The owner. That’s right, the owner of the project has the ability to exert the greatest influence over construction safety. The reason why is rooted in simple economic theory. The owner has a project that it wants to build and there will be countless construction companies vying to get the contract. The owner, simply put, has the power of the purse. The owner, thus, has the ability to dictate the terms of the contract and to make the final decision as to which construction company will get the job.
The Indiana Supreme Court’s recent decision in Hunt Construction v. Garrett, provides a valuable lesson for safety conscious project owners. As principled and responsible project owners continue to place a high value on the safety of the men and women who build their dreams, they are increasingly willing to pay a lot of extra money to construction managers to create, implement and enforce project safety programs. By doing so, the owner adds an incredibly valuable layer of safety responsibilities on the project.
We all know and understand in our everyday work and personal lives that accountability is fundamental to all commitments. The same is true on construction projects and especially with regard to construction site safety. Accountability is an essential keystone in the arch of construction site safety.
In the Hunt Construction case, Hunt did not dispute that it accepted and assumed substantial and detailed overall jobsite safety responsibilities in its contract with the Stadium Authority. Hunt’s position was that it did not agree to be accountable for fulfilling the extensive project safety responsibilities that the Stadium Authority paid it a lot of money to undertake. Hunt claimed that one sentence it added into the contract meant that it was only accountable to the owner, not to any of the workers on the project for whom the project safety program was designed to protect. However, the worker, not the owner, is the one who will suffer great harm if the construction manager fails to fulfill its extensive safety responsibilities.

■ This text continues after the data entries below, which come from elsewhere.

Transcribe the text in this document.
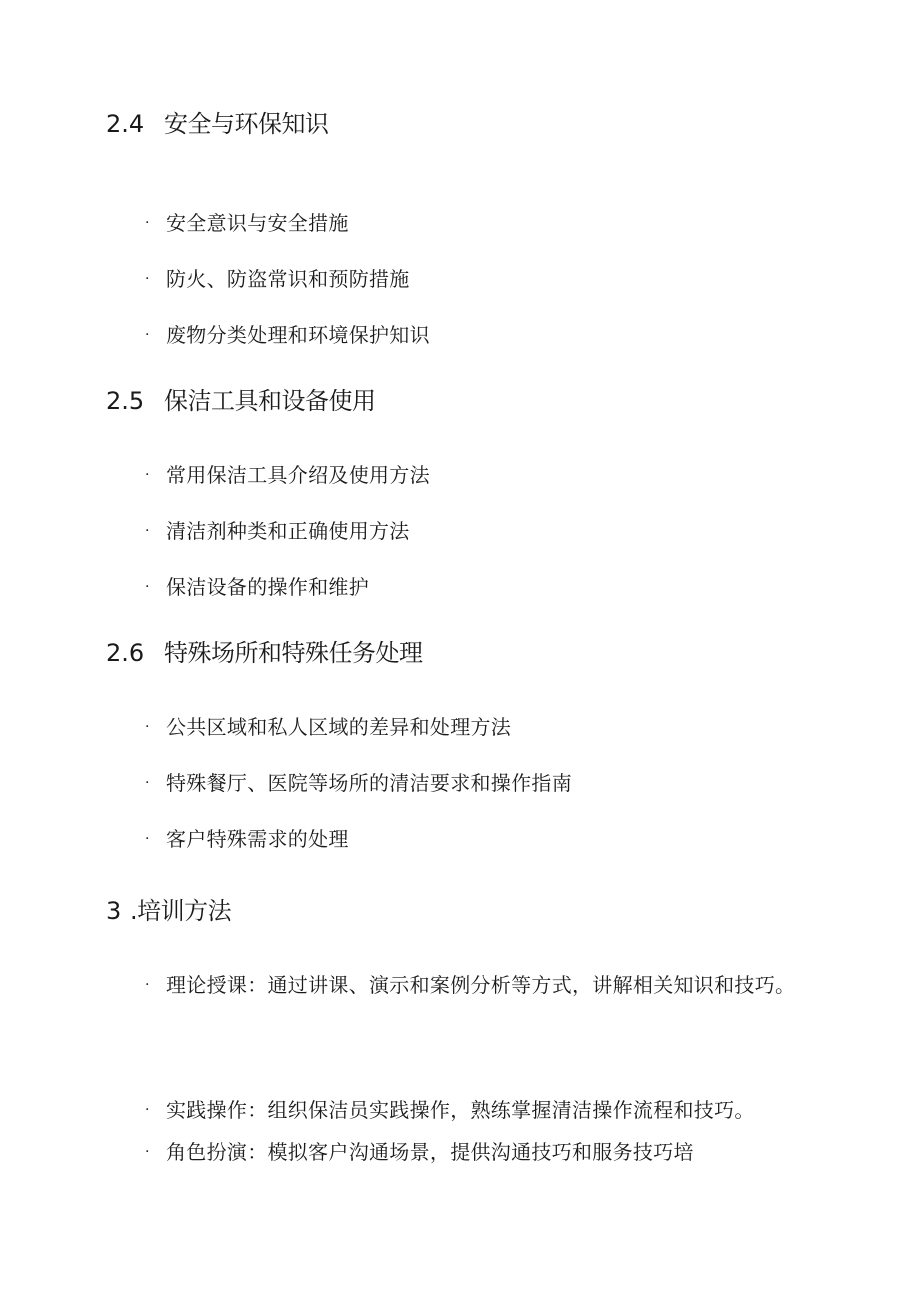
2.4 安全与环保知识
· 安全意识与安全措施
· 防火、防盗常识和预防措施
· 废物分类处理和环境保护知识
2.5 保洁工具和设备使用
· 常用保洁工具介绍及使用方法
· 清洁剂种类和正确使用方法
· 保洁设备的操作和维护
2.6 特殊场所和特殊任务处理
· 公共区域和私人区域的差异和处理方法
· 特殊餐厅、医院等场所的清洁要求和操作指南
· 客户特殊需求的处理
3 .培训方法
· 理论授课：通过讲课、演示和案例分析等方式，讲解相关知识和技巧。
· 实践操作：组织保洁员实践操作，熟练掌握清洁操作流程和技巧。
· 角色扮演：模拟客户沟通场景，提供沟通技巧和服务技巧培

Herein lies the lesson to principled and responsible project owners in Indiana and elsewhere around the country. If you are an owner who places a high value on worker safety, pay careful attention to the wording of the contract language that is being proposed to you to ensure that you are really getting what you are paying for.There are undoubtedly construction companies out there who will seek ways to evade accountability for the safety obligations you are willing to pay them to perform. If your goal is to protect the workers, seek out and hire contractors and construction managers who will do more than verbally express a commitment to worksite safety. Choose those who are willing to accept the accountability that goes along with that commitment. You have the ability to exert the greatest influence over the safety of the men and women who will be working on your project. Choose wisely. Indiana’s workers and their families will thank you for it.